Unscrupulous using dengue to make money?

Private hospitals allegedly misdiagnosing patients with dengue fever and prescribing unnecessary costly treatment.

LAHORE:
The Health Department of the city district government of Lahore (CDGL) is likely to crack down soon on certain private hospitals allegedly misdiagnosing patients with dengue fever and prescribing costly treatment without the need, The Express Tribune has learnt.

The CDGL has been receiving over 1,000 calls a day recently from people asking it to fumigate their neighbuorhoods because someone had contracted “dengue fever”. A large number of complainants mentioned that the patients diagnosed with dengue fever had been injected with platelets at some private hospital.

The district health officer said that private hospitals appeared to be treating visiting patients for dengue fever without proper diagnosis. He said that some patients seemed to have been injected unnecessarily with platelets.

He said that only patients with a platelet count of less than 20,000 required platelet injections. He criticised these hospitals and doctors for sensationalising the disease and exploiting it.

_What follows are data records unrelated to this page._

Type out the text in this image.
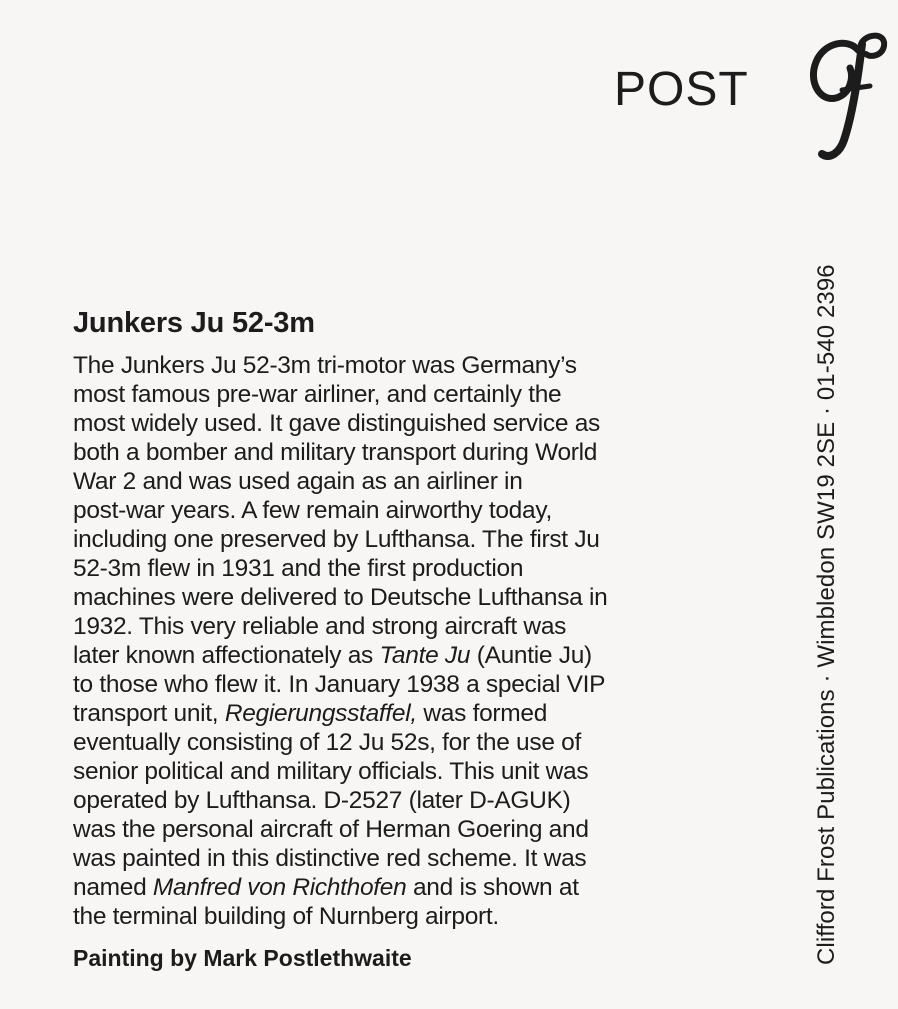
POST
Clifford Frost Publications · Wimbledon SW19 2SE · 01-540 2396
Junkers Ju 52-3m
The Junkers Ju 52-3m tri-motor was Germany’s
most famous pre-war airliner, and certainly the
most widely used. It gave distinguished service as
both a bomber and military transport during World
War 2 and was used again as an airliner in
post-war years. A few remain airworthy today,
including one preserved by Lufthansa. The first Ju
52-3m flew in 1931 and the first production
machines were delivered to Deutsche Lufthansa in
1932. This very reliable and strong aircraft was
later known affectionately as Tante Ju (Auntie Ju)
to those who flew it. In January 1938 a special VIP
transport unit, Regierungsstaffel, was formed
eventually consisting of 12 Ju 52s, for the use of
senior political and military officials. This unit was
operated by Lufthansa. D-2527 (later D-AGUK)
was the personal aircraft of Herman Goering and
was painted in this distinctive red scheme. It was
named Manfred von Richthofen and is shown at
the terminal building of Nurnberg airport.
Painting by Mark Postlethwaite
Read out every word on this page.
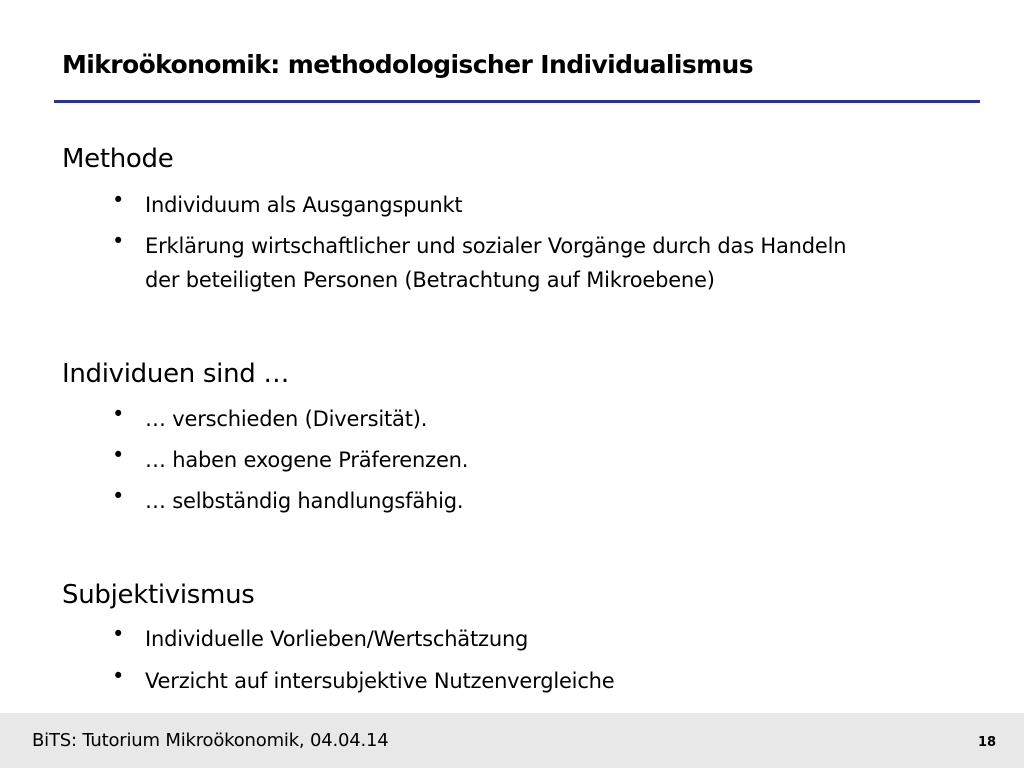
Mikroökonomik: methodologischer Individualismus
Methode
• Individuum als Ausgangspunkt
• Erklärung wirtschaftlicher und sozialer Vorgänge durch das Handeln
der beteiligten Personen (Betrachtung auf Mikroebene)
Individuen sind …
• … verschieden (Diversität).
• … haben exogene Präferenzen.
• … selbständig handlungsfähig.
Subjektivismus
• Individuelle Vorlieben/Wertschätzung
• Verzicht auf intersubjektive Nutzenvergleiche
BiTS: Tutorium Mikroökonomik, 04.04.14	18
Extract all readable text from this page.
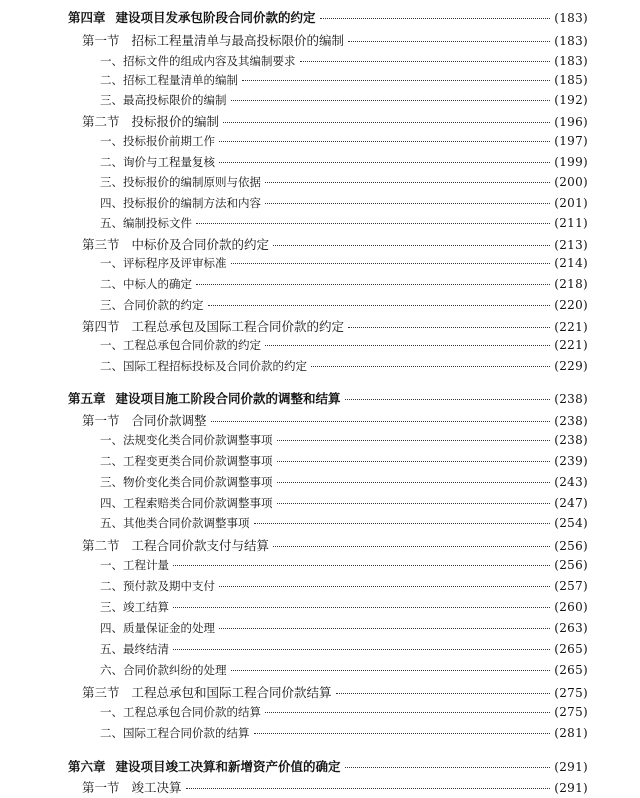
第四章 建设项目发承包阶段合同价款的约定	(183)
第一节 招标工程量清单与最高投标限价的编制	(183)
一、招标文件的组成内容及其编制要求	(183)
二、招标工程量清单的编制	(185)
三、最高投标限价的编制	(192)
第二节 投标报价的编制	(196)
一、投标报价前期工作	(197)
二、询价与工程量复核	(199)
三、投标报价的编制原则与依据	(200)
四、投标报价的编制方法和内容	(201)
五、编制投标文件	(211)
第三节 中标价及合同价款的约定	(213)
一、评标程序及评审标准	(214)
二、中标人的确定	(218)
三、合同价款的约定	(220)
第四节 工程总承包及国际工程合同价款的约定	(221)
一、工程总承包合同价款的约定	(221)
二、国际工程招标投标及合同价款的约定	(229)
第五章 建设项目施工阶段合同价款的调整和结算	(238)
第一节 合同价款调整	(238)
一、法规变化类合同价款调整事项	(238)
二、工程变更类合同价款调整事项	(239)
三、物价变化类合同价款调整事项	(243)
四、工程索赔类合同价款调整事项	(247)
五、其他类合同价款调整事项	(254)
第二节 工程合同价款支付与结算	(256)
一、工程计量	(256)
二、预付款及期中支付	(257)
三、竣工结算	(260)
四、质量保证金的处理	(263)
五、最终结清	(265)
六、合同价款纠纷的处理	(265)
第三节 工程总承包和国际工程合同价款结算	(275)
一、工程总承包合同价款的结算	(275)
二、国际工程合同价款的结算	(281)
第六章 建设项目竣工决算和新增资产价值的确定	(291)
第一节 竣工决算	(291)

He added that the teaching hospitals and the Blood Transfusion Authority had been provided with a sufficient number of platelet kits and requested people to visit government hospitals for proper diagnosis of the disease.

The Health Department, he said, would soon launch a public awareness campaign to educate people about the symptoms of the dengue fever.

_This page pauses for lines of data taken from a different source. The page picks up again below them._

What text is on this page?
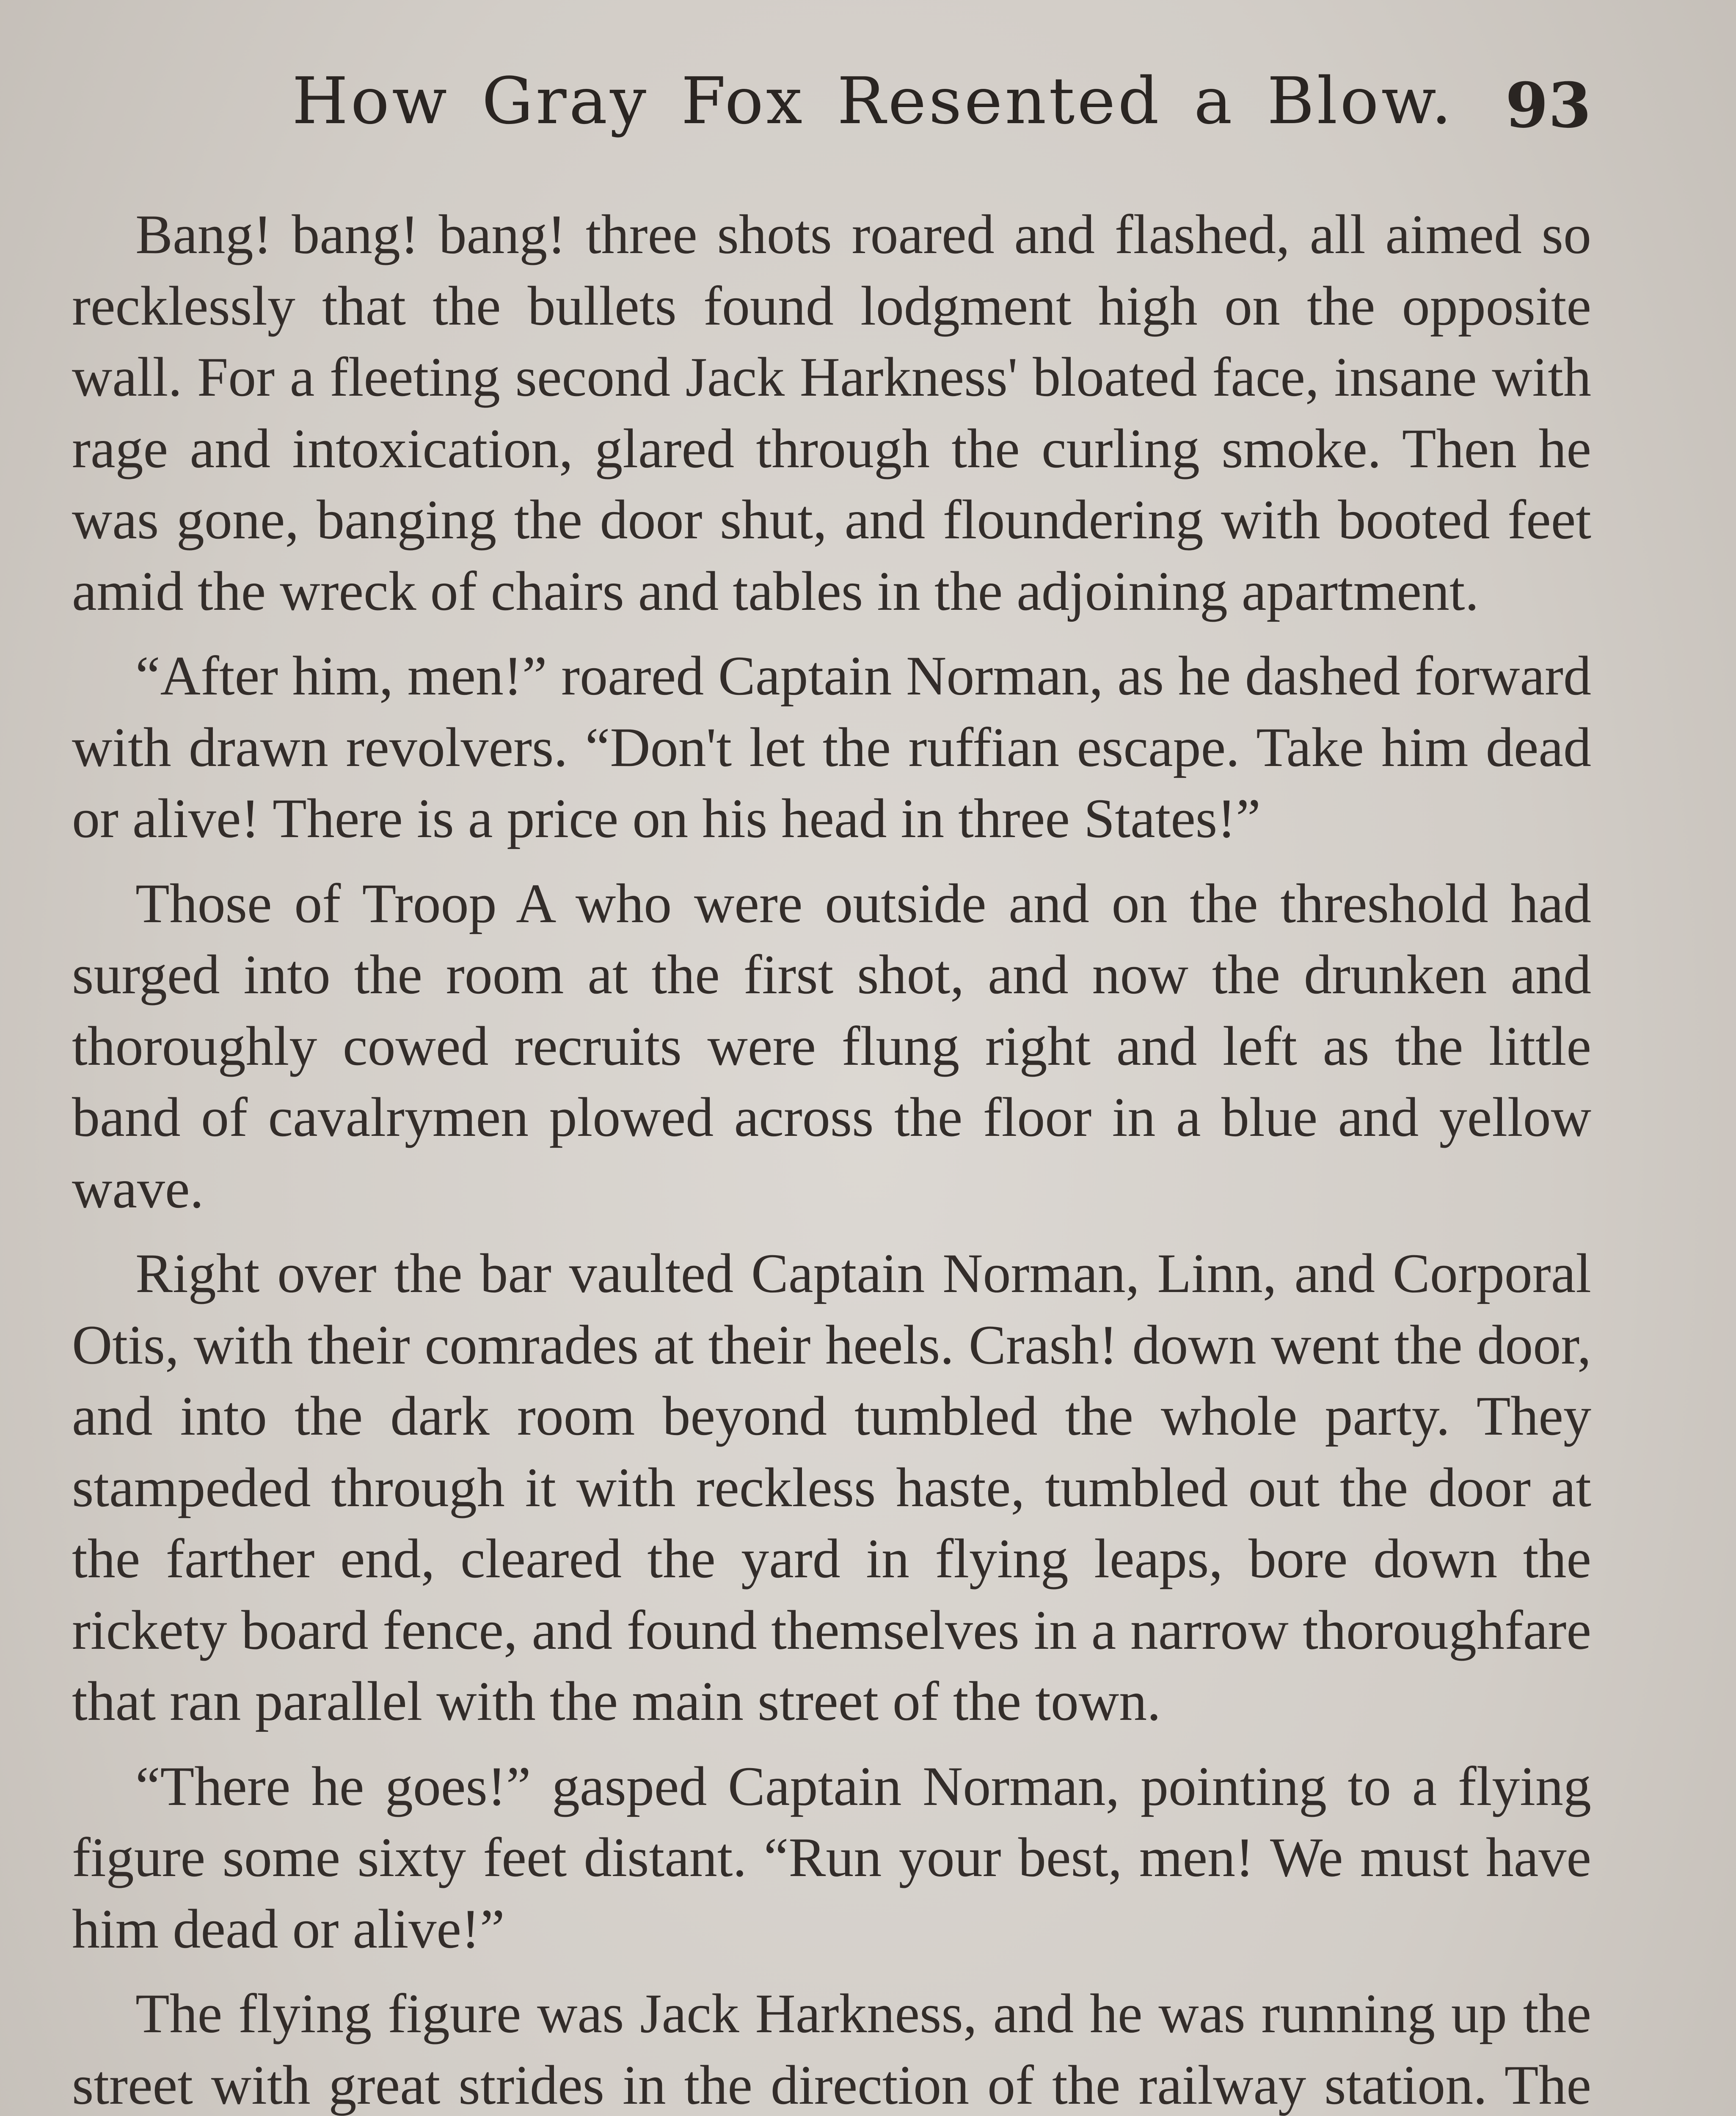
How Gray Fox Resented a Blow. 93

Bang! bang! bang! three shots roared and flashed, all aimed so recklessly that the bullets found lodgment high on the opposite wall. For a fleeting second Jack Harkness' bloated face, insane with rage and intoxication, glared through the curling smoke. Then he was gone, banging the door shut, and floundering with booted feet amid the wreck of chairs and tables in the adjoining apartment.

“After him, men!” roared Captain Norman, as he dashed forward with drawn revolvers. “Don't let the ruffian escape. Take him dead or alive! There is a price on his head in three States!”

Those of Troop A who were outside and on the threshold had surged into the room at the first shot, and now the drunken and thoroughly cowed recruits were flung right and left as the little band of cavalrymen plowed across the floor in a blue and yellow wave.

Right over the bar vaulted Captain Norman, Linn, and Corporal Otis, with their comrades at their heels. Crash! down went the door, and into the dark room beyond tumbled the whole party. They stampeded through it with reckless haste, tumbled out the door at the farther end, cleared the yard in flying leaps, bore down the rickety board fence, and found themselves in a narrow thoroughfare that ran parallel with the main street of the town.

“There he goes!” gasped Captain Norman, pointing to a flying figure some sixty feet distant. “Run your best, men! We must have him dead or alive!”

The flying figure was Jack Harkness, and he was running up the street with great strides in the direction of the railway station. The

Dr Saeed Elahi, the parliamentary secretary for health, said that the CDGL’s Centre for Communicable Diseases at Bilal Gunj, a 200-bed facility, was being dedicated for diagnosis and treatment of dengue patients. Dr Elahi said that the decision would be implemented in a few days.

He said that the government hospitals were provided free of charge diagnosis and treatment to the dengue patients.

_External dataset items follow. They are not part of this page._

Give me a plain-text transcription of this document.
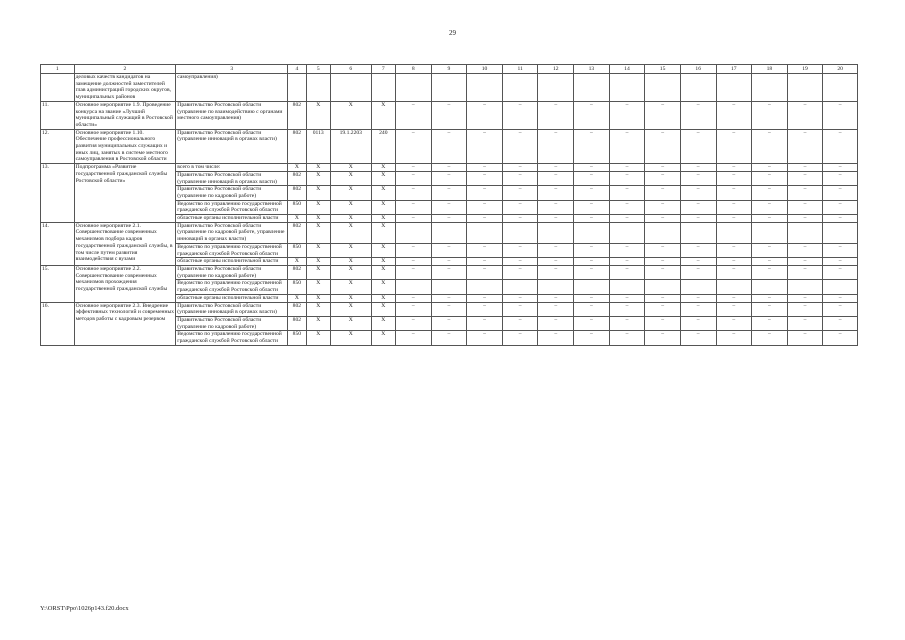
29
1	2	3	4	5	6	7	8	9	10	11	12	13	14	15	16	17	18	19	20
	деловых качеств кандидатов на замещение должностей заместителей глав администраций городских округов, муниципальных районов	самоуправления)																	
11.	Основное мероприятие 1.9. Проведение конкурса на звание «Лучший муниципальный служащий в Ростовской области»	Правительство Ростовской области (управление по взаимодействию с органами местного самоуправления)	802	Х	Х	Х	–	–	–	–	–	–	–	–	–	–	–	–	–
12.	Основное мероприятие 1.10. Обеспечение профессионального развития муниципальных служащих и иных лиц, занятых в системе местного самоуправления в Ростовской области	Правительство Ростовской области (управление инноваций в органах власти)	802	0113	19.1.2203	240	–	–	–	–	–	–	–	–	–	–	–	–	–
13.	Подпрограмма «Развитие государственной гражданской службы Ростовской области»	всего в том числе:	Х	Х	Х	Х	–	–	–	–	–	–	–	–	–	–	–	–	–
		Правительство Ростовской области (управление инноваций в органах власти)	802	Х	Х	Х	–	–	–	–	–	–	–	–	–	–	–	–	–
		Правительство Ростовской области (управление по кадровой работе)	802	Х	Х	Х	–	–	–	–	–	–	–	–	–	–	–	–	–
		Ведомство по управлению государственной гражданской службой Ростовской области	850	Х	Х	Х	–	–	–	–	–	–	–	–	–	–	–	–	–
		областные органы исполнительной власти	Х	Х	Х	Х	–	–	–	–	–	–	–	–	–	–	–	–	–
14.	Основное мероприятие 2.1. Совершенствование современных механизмов подбора кадров государственной гражданской службы, в том числе путем развития взаимодействия с вузами	Правительство Ростовской области (управление по кадровой работе, управление инноваций в органах власти)	802	Х	Х	Х													
		Ведомство по управлению государственной гражданской службой Ростовской области	850	Х	Х	Х	–	–	–	–	–	–	–	–	–	–	–	–	–
		областные органы исполнительной власти	Х	Х	Х	Х	–	–	–	–	–	–	–	–	–	–	–	–	–
15.	Основное мероприятие 2.2. Совершенствование современных механизмов прохождения государственной гражданской службы	Правительство Ростовской области (управление по кадровой работе)	802	Х	Х	Х	–	–	–	–	–	–	–	–	–	–	–	–	–
		Ведомство по управлению государственной гражданской службой Ростовской области	850	Х	Х	Х													
		областные органы исполнительной власти	Х	Х	Х	Х	–	–	–	–	–	–	–	–	–	–	–	–	–
16.	Основное мероприятие 2.3. Внедрение эффективных технологий и современных методов работы с кадровым резервом	Правительство Ростовской области (управление инноваций в органах власти)	802	Х	Х	Х	–	–	–	–	–	–	–	–	–	–	–	–	–
		Правительство Ростовской области (управление по кадровой работе)	802	Х	Х	Х	–	–	–	–	–	–	–	–	–	–	–	–	–
		Ведомство по управлению государственной гражданской службой Ростовской области	850	Х	Х	Х	–	–	–	–	–	–	–	–	–	–	–	–	–
Y:\ORST\Ppo\1026p143.f20.docx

The administrations, he said, have been directed to keep 10 to 30 beds for dengue patients.

He said that the government had provided the district administration with sufficient quantities of anti-mosquito spray and about 150 pumps. He added that the health department of the CDGL has been directed to complete the fumigation of all union councils.

Elahi said that the government would take notice of the complaints of misdiagnosing people or selling platelet kits at unreasonable prices.

He said that the Jinnah Hospital has been provided with more than 350 platelet kits.

The government, he said, would request the World Health Organisation, the UNICEF and other agencies for their help to import more platelet kits.

Chief Minister Shahbaz Sharif, during a meeting to review the measures being taken to control the dengue outbreak on Friday, directed the Health Department to immediately import more medical kits.

The Communicable Disease Control Cell said the total number of cases reported in the province until Friday was 1,359, of this 1,185 was in Lahore.

Published in The Express Tribune, October 30th, 2010.